The terminations landed after Congress approved a mega-spending bill that allocated over $3 billion to the DOJ for immigration-related activities, including hiring more immigration judges. The funding and additional personnel are aimed at alleviating the growing case backlog, which is nearly 4 million cases. Hiring and training new judges can take more than a year.

“It’s outrageous and against the public interest that at a time when the Congress has authorized 800 immigration judges we are firing large numbers of immigration judges without cause,” said Matt Biggs, president of the IFPTE union. “This is hypocritical, you can’t enforce immigration laws when you fire the enforcers.”

In recent months, EOIR leadership has criticized judges for not efficiently managing their case loads and has encouraged adjudicators to streamline asylum reviews and give oral, as opposed to written, decisions on case dismissals.

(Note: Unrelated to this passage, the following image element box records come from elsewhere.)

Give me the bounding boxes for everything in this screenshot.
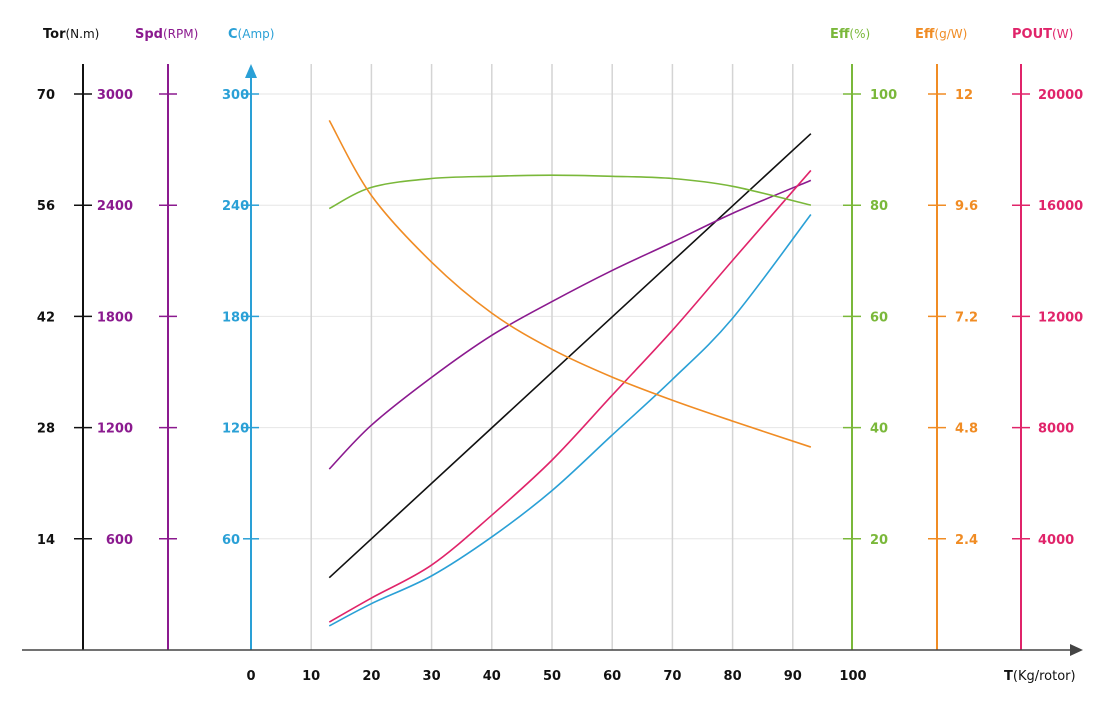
axis-unit: (W): [1052, 27, 1073, 41]
axis-arrow-icon: [245, 64, 257, 78]
tick-label-effg: 9.6: [955, 199, 978, 214]
tick-label-effp: 100: [870, 88, 897, 103]
tick-label-cur: 240: [222, 199, 249, 214]
axis-name: Tor: [43, 27, 66, 42]
tick-label-spd: 2400: [97, 199, 133, 214]
x-tick-label: 50: [543, 669, 561, 684]
x-tick-label: 10: [302, 669, 320, 684]
tick-label-tor: 42: [37, 310, 55, 325]
axis-name: Spd: [135, 27, 163, 42]
axis-title-tor: Tor(N.m): [43, 27, 99, 42]
axis-title-pout: POUT(W): [1012, 27, 1073, 42]
tick-label-cur: 60: [222, 533, 240, 548]
tick-label-tor: 56: [37, 199, 55, 214]
x-axis-label-part: T: [1004, 669, 1013, 684]
x-tick-label: 100: [839, 669, 866, 684]
tick-label-spd: 1200: [97, 422, 133, 437]
tick-label-pout: 4000: [1038, 533, 1074, 548]
axis-name: C: [228, 27, 238, 42]
axis-unit: (%): [849, 27, 870, 41]
tick-label-tor: 14: [37, 533, 55, 548]
x-tick-label: 40: [483, 669, 501, 684]
series-line-eff-: [328, 174, 812, 210]
series-line-eff-g-w: [328, 120, 812, 448]
axis-title-effg: Eff(g/W): [915, 27, 967, 42]
x-tick-label: 20: [362, 669, 380, 684]
x-tick-label: 30: [423, 669, 441, 684]
tick-label-effp: 20: [870, 533, 888, 548]
tick-label-spd: 1800: [97, 310, 133, 325]
tick-label-effg: 2.4: [955, 533, 978, 548]
x-axis-arrow-icon: [1070, 644, 1083, 656]
tick-label-pout: 16000: [1038, 199, 1083, 214]
tick-label-pout: 8000: [1038, 422, 1074, 437]
axis-name: Eff: [915, 27, 935, 42]
x-axis-label-part: (Kg/rotor): [1013, 669, 1076, 684]
tick-label-effp: 80: [870, 199, 888, 214]
axis-title-spd: Spd(RPM): [135, 27, 198, 42]
tick-label-tor: 70: [37, 88, 55, 103]
x-tick-label: 90: [784, 669, 802, 684]
axis-unit: (N.m): [65, 27, 99, 41]
axis-name: Eff: [830, 27, 850, 42]
tick-label-spd: 3000: [97, 88, 133, 103]
x-axis-label: T(Kg/rotor): [1004, 669, 1076, 684]
tick-label-effp: 40: [870, 422, 888, 437]
axis-unit: (g/W): [934, 27, 967, 41]
tick-label-pout: 20000: [1038, 88, 1083, 103]
axis-title-cur: C(Amp): [228, 27, 274, 42]
tick-label-cur: 0: [246, 669, 255, 684]
tick-label-cur: 300: [222, 88, 249, 103]
x-tick-label: 70: [663, 669, 681, 684]
x-tick-label: 60: [603, 669, 621, 684]
axis-unit: (Amp): [238, 27, 275, 41]
tick-label-effp: 60: [870, 310, 888, 325]
tick-label-effg: 12: [955, 88, 973, 103]
tick-label-cur: 120: [222, 422, 249, 437]
tick-label-effg: 4.8: [955, 422, 978, 437]
tick-label-effg: 7.2: [955, 310, 978, 325]
axis-unit: (RPM): [163, 27, 198, 41]
tick-label-pout: 12000: [1038, 310, 1083, 325]
series-line-pout: [328, 169, 812, 623]
axis-name: POUT: [1012, 27, 1052, 42]
x-tick-label: 80: [724, 669, 742, 684]
tick-label-tor: 28: [37, 422, 55, 437]
tick-label-spd: 600: [106, 533, 133, 548]
axis-title-effp: Eff(%): [830, 27, 870, 42]
tick-label-cur: 180: [222, 310, 249, 325]
series-line-torque: [328, 133, 812, 579]
series-line-speed: [328, 179, 812, 470]
series-line-current: [328, 213, 812, 627]
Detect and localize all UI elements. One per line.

Trump has also voiced support for a plan in Florida to deputize members of the state’s National Guard Judge Advocate General Corps as immigration judges.

“There was a lot of political noise around us, I said ‘they’re not going to pressure me out of this job,'” the fired judge said, noting that they extended some relief from removals and also approved final orders for deportation. “I have no regrets staying until the very end.”

On July 3, Massachusetts’ two Democratic Senators, Elizabeth Warren and Ed Markey, sent a letter to EOIR Acting Director Sirce Owen raising concerns over a prior round of firings that included judges in Massachusetts courts.

“As additional classes reach this mark over the coming months, EOIR must ensure that its conversion decisions are based solely on judges’ performance, not their perceived loyalty to the Trump Administration’s immigration agenda or any other criteria,” Warren and Markey wrote, noting that typically 94% of judges are converted to permanent positions after their probationary period.

At the start of the year, there were about 700 immigration judges across the country’s 71 immigration courts and adjudication centers. These judges are the only ones who can revoke someone’s green card and issue a final order of removal for people who have been in the country for more than two years and are in the process of being deported.